Un jour, alors que lui et deux autres Américains (Paul Brawer et Gerald Amster) transportaient 62 livres (28 kg) d'héroïne dans trois valises à faux fonds de Kuala Lumpur, en Malaisie, à Paris, avec une correspondance à Moscou, et après une vérification inattendue, Burn fut attrapé et les trois passeurs furent arrêtés et accusés de trafic de drogue. Burn fut alors envoyé au goulag pendant sept ans. Brawer écopa quant à lui de cinq ans et Amster de huit, mais Burn fut été le seul à purger sa peine d'emprisonnement.
Le camp mordve était une prison spéciale dans laquelle étaient emprisonnés la plupart des étrangers. Bien que ce ne fût rien comparé à l'époque de Staline, où les détenus mouraient de faim, Burn n'apprécia que peu son séjour dans cette prison, notamment le menu, en particulier le lard : « Une sorte de bacon, mais juste blanc, vous savez, juste le gras ; j’ai dit: "Vous êtes fous, vous mangez ça?" ».

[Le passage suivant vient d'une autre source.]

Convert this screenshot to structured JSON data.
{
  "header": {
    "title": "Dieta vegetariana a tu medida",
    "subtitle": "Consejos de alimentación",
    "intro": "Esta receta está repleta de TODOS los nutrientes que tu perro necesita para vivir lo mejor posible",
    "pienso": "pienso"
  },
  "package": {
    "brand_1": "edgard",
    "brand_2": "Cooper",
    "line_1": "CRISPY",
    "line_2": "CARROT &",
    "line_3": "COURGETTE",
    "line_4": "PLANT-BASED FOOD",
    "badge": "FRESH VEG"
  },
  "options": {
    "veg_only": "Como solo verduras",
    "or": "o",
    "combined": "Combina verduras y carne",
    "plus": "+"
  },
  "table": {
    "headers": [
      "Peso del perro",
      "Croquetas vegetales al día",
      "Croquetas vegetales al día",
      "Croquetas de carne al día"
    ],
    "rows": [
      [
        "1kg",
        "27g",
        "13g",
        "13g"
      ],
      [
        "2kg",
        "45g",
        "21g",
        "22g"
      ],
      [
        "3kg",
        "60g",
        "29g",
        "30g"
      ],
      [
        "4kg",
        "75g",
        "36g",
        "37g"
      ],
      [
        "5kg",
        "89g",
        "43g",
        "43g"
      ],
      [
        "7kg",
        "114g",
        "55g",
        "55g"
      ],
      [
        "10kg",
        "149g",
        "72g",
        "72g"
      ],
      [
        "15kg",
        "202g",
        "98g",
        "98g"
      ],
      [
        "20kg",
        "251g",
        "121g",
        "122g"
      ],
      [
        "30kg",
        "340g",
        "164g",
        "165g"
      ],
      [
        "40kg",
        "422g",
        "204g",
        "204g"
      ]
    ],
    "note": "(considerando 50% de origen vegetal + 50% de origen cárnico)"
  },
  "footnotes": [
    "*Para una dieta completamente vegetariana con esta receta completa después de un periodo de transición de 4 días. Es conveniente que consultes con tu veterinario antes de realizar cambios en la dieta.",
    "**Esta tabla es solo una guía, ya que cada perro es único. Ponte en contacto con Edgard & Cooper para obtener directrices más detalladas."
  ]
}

Néanmoins, l’ancienne « mule » était assez têtue pour y participer à des grèves de la faim et du travail. Lors d'entretiens ultérieurs, lui et Amster confirmèrent que c'était la raison pour laquelle il n'avait pas été libéré plus tôt. Après être sorti du camp et avoir quitté l'URSS immédiatement en 1983, il déclara : « J'ai appris à apprécier les choses, les petites choses ». Il disparu ensuite dans l'obscurité de laquelle il était venu.